The review, which is said to be in its preliminary stages, is focused on the search engine giant Google; its competitor Yahoo; Apple, maker of the popular iPhone; and the biotech firm Genentech, among others, according to the sources, who spoke on condition of anonymity because the investigation is ongoing.
“This could be collusive restraint on trade, which could have a serious impact on competition,” said Albert Foer, president of the American Antitrust Institute. Such an agreement would underscore the fierce competition over top engineering and business talent.
Google has long been known for its exhaustive recruiting process to find people who fit into its culture and create innovative Web technologies. In 2005, Microsoft sued Google for hiring away Kai-Fu Lee, Microsoft’s vice president for Web Interactive services, to head Google’s operations in China.”
What say you? Is that an anti-trust violation. Interesting that the one dominant tech name you don’t hear included is Microsoft. It’s OK to agree not to poach each other’s talent, but let’s pillage Redmond as much as we can?…
For my money, the common board relationships at Apple and Google make for an interesting backdrop, but it’s hard for me to believe that companies couldn’t resist picking off a great engineer from one of the listed companies if they had a chance.

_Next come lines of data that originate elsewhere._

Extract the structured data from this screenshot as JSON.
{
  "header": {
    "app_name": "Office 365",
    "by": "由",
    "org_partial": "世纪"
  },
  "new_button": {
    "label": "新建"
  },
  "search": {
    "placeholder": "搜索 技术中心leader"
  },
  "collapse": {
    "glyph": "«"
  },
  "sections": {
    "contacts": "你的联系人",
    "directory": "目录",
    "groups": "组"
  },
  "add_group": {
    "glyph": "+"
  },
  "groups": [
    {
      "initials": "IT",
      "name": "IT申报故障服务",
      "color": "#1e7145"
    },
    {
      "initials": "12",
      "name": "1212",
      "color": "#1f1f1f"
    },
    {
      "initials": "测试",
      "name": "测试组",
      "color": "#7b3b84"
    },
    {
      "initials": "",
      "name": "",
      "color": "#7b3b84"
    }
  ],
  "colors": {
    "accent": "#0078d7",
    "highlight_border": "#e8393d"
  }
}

The truth? It’s lying on a Microsoft Exchange server somewhere, right?























Kris,
actually Microsoft is a part of the investigation as well – somehow many have missed that, but see – http://www.bizjournals.com/portland/stories/2009/06/01/daily41.html
Is it anti trust? well, let’s take a certain situation where one of the Aforementioned companies decided to Raid a full Team of Engineers from one of the Small but quickly rising upcoming competition, stopping them in their tracks.

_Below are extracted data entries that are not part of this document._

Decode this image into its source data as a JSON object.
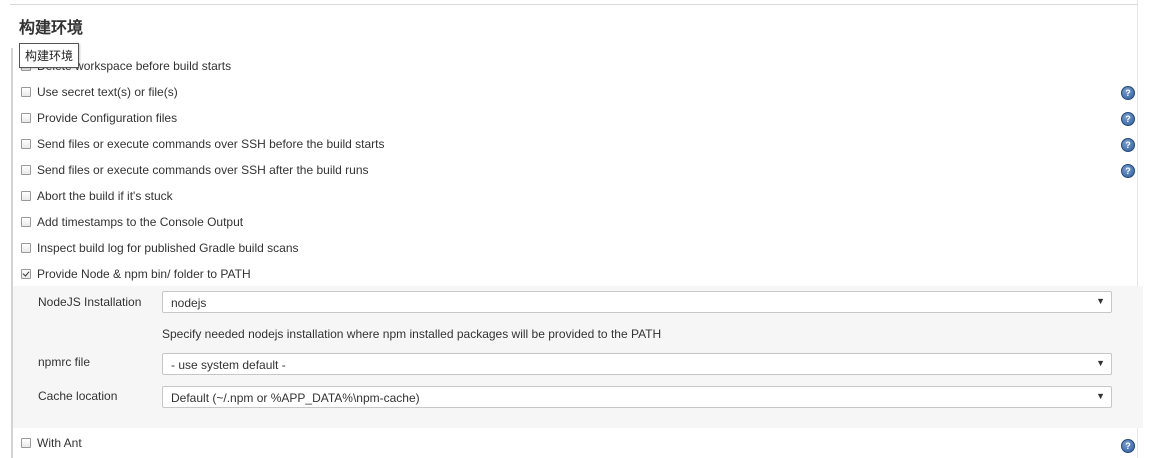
{
  "section": {
    "title": "构建环境",
    "tooltip": "构建环境"
  },
  "options": [
    {
      "label": "Delete workspace before build starts",
      "checked": false,
      "help": false
    },
    {
      "label": "Use secret text(s) or file(s)",
      "checked": false,
      "help": true
    },
    {
      "label": "Provide Configuration files",
      "checked": false,
      "help": true
    },
    {
      "label": "Send files or execute commands over SSH before the build starts",
      "checked": false,
      "help": true
    },
    {
      "label": "Send files or execute commands over SSH after the build runs",
      "checked": false,
      "help": true
    },
    {
      "label": "Abort the build if it's stuck",
      "checked": false,
      "help": false
    },
    {
      "label": "Add timestamps to the Console Output",
      "checked": false,
      "help": false
    },
    {
      "label": "Inspect build log for published Gradle build scans",
      "checked": false,
      "help": false
    },
    {
      "label": "Provide Node & npm bin/ folder to PATH",
      "checked": true,
      "help": false
    },
    {
      "label": "With Ant",
      "checked": false,
      "help": true
    }
  ],
  "node": {
    "installation_label": "NodeJS Installation",
    "installation_value": "nodejs",
    "installation_desc": "Specify needed nodejs installation where npm installed packages will be provided to the PATH",
    "npmrc_label": "npmrc file",
    "npmrc_value": "- use system default -",
    "cache_label": "Cache location",
    "cache_value": "Default (~/.npm or %APP_DATA%\\npm-cache)"
  },
  "icons": {
    "help": "help-icon",
    "dropdown": "chevron-down-icon",
    "help_glyph": "?",
    "dropdown_glyph": "▼"
  },
  "colors": {
    "help_icon": "#2d5c9a",
    "nested_panel_bg": "#f6f6f6",
    "text": "#333333"
  }
}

That same company has also be known to hire the employees from smaller competitors just to “impede business” – as one of their representatives once wrote in an article a few years ago when discussing how great it is to have a “war for talent” — No, they had no need for the employees, they just wanted to slow down or harm further growth of their competitor.

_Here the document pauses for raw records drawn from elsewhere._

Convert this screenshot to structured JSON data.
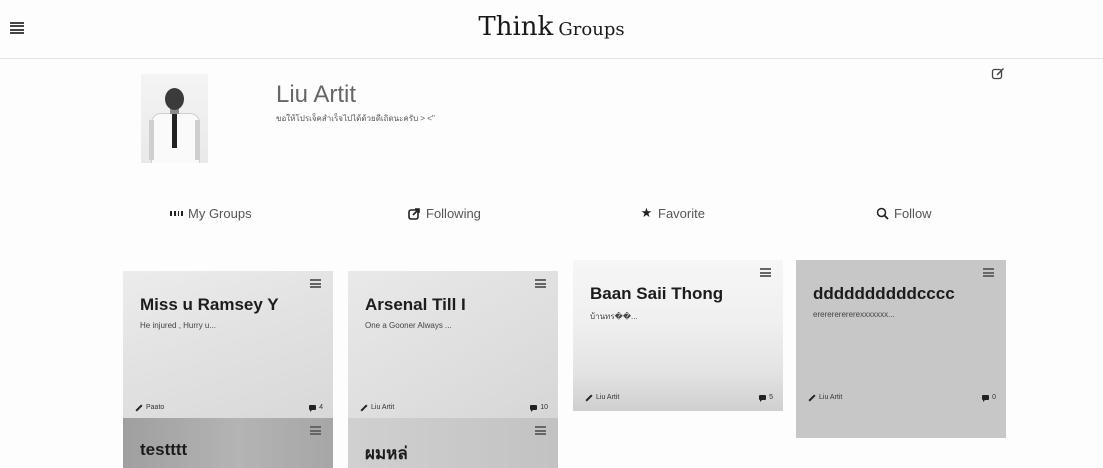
{
  "header": {
    "brand_big": "Think",
    "brand_small": "Groups"
  },
  "profile": {
    "name": "Liu Artit",
    "status": "ขอให้โปรเจ็คสำเร็จไปได้ด้วยดีเถิดนะครับ > <\""
  },
  "nav": [
    {
      "label": "My Groups",
      "icon": "grid-icon"
    },
    {
      "label": "Following",
      "icon": "share-icon"
    },
    {
      "label": "Favorite",
      "icon": "star-icon"
    },
    {
      "label": "Follow",
      "icon": "search-icon"
    }
  ],
  "cards": [
    {
      "title": "Miss u Ramsey Y",
      "desc": "He injured , Hurry u...",
      "author": "Paato",
      "count": "4"
    },
    {
      "title": "Arsenal Till I",
      "desc": "One a Gooner Always ...",
      "author": "Liu Artit",
      "count": "10"
    },
    {
      "title": "Baan Saii Thong",
      "desc": "บ้านทร��...",
      "author": "Liu Artit",
      "count": "5"
    },
    {
      "title": "ddddddddddcccc",
      "desc": "ererererererexxxxxxx...",
      "author": "Liu Artit",
      "count": "0"
    },
    {
      "title": "testttt",
      "desc": "",
      "author": "",
      "count": ""
    },
    {
      "title": "ผมหล่",
      "desc": "",
      "author": "",
      "count": ""
    }
  ]
}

Or we can look at the recent Anti Trust Case against intel which = 1.45 BL dollars fine.. Intel doing Everything in their power to make sure that they “skewed competition and denied consumers a choice for chips.”
When companies will make sure that they will attempt to make sure that they are the foremost in competition, trying to create an Oligopoly they the small business, which ultimately harms the consumer. It will eventually harm the economy as a whole. It is a trickle down effect. Something I call Reaganomics in Reverse.
A good example of this can be found surrounding our economy, and the financial and auto markets.
As recruiters and HR, hopefully we will look more at Quality, not Quantity, and not so much about immediate results, but long term effects on the company we represent
Wow – after reading Kris’s comment – charge ‘em!